Chassons les vices profonds à la racine de la haine

Larsson, Stieg (2005), Les hommes qui n’aimaient pas les femmes (Millénium 1),Actes Sud, coll. « Actes Noirs », 2006, traduit du suédois par Léna Grumbach et Marc de Gouvenain.

Note : 3 sur 5.

L’Auteur : Stieg Larsson (1954-2004)

Laissé à la garde de ses grands-parents maternels à Norsjö (nord du pays) pendant que ses parents travaillent à Stockholm. Il ne les rejoint qu’à l’âge de dix ans quand ils s’installent à Umea. En 66, ses parents lui offrent une machine à écrire sur laquelle il s’entraîne à la science-fiction.
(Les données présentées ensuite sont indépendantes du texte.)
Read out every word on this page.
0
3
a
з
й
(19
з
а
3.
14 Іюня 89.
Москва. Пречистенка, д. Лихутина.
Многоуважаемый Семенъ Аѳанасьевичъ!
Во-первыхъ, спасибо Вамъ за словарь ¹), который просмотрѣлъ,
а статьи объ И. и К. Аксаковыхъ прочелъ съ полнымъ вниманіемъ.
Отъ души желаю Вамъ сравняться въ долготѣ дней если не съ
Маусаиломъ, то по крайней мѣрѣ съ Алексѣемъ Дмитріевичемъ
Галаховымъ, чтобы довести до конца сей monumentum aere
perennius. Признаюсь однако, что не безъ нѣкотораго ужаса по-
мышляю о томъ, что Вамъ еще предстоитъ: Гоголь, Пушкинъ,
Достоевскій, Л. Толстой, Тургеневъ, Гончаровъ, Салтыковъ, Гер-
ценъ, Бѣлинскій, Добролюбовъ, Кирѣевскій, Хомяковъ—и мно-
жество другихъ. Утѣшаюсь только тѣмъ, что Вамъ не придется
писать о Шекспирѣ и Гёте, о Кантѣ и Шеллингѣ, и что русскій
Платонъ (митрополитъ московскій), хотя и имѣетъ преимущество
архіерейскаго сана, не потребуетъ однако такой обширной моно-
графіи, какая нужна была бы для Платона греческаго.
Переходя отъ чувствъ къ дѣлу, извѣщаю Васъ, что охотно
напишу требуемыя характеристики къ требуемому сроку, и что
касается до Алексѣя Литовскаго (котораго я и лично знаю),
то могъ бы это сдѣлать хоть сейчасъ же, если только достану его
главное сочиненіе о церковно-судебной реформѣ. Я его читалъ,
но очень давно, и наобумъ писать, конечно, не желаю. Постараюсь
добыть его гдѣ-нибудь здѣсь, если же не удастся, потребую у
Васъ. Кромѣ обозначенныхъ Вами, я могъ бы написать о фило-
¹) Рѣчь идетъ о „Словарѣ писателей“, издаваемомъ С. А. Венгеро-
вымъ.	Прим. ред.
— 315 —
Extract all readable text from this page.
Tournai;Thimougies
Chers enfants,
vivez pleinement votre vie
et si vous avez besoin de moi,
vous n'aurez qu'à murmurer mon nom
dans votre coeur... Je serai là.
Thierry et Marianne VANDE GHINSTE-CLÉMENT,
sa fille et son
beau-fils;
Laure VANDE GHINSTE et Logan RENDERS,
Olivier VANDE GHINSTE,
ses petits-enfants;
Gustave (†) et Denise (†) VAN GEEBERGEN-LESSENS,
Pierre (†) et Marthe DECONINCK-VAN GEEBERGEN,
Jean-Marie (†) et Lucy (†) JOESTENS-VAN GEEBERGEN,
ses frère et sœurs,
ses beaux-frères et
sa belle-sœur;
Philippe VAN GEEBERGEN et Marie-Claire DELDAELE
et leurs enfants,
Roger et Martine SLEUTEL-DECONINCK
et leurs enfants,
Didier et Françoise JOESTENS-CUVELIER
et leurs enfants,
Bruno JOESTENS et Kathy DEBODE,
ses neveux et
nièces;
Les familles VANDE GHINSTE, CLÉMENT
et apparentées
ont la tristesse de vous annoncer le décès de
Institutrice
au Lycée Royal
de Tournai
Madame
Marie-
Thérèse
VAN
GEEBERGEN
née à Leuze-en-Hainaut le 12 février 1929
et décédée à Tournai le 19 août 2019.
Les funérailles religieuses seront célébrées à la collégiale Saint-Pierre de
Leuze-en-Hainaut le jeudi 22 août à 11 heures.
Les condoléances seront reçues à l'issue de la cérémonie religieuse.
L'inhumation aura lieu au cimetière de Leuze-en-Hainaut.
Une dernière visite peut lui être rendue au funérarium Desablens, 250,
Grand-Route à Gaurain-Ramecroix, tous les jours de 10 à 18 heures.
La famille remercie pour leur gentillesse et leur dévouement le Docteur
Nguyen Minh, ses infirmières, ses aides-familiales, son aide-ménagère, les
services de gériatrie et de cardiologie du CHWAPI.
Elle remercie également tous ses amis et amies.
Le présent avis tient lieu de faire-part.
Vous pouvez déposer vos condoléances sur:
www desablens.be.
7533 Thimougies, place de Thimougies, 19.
Après son service militaire, il exerce plusieurs petits jobs avant de rejoindre la grande agence de presse suédoise et d’évoluer vers le métier de journaliste et critique de littérature et de bédé. En 95, il quitte l’agence et fonde le trimestriel Expo, consacré à la lutte contre le fascisme en Suède. Au début des années 2000, il se consacre à l’écriture de la trilogie Millénium, et décède d’un infarctus peu de temps après les avoir envoyés à son éditeur.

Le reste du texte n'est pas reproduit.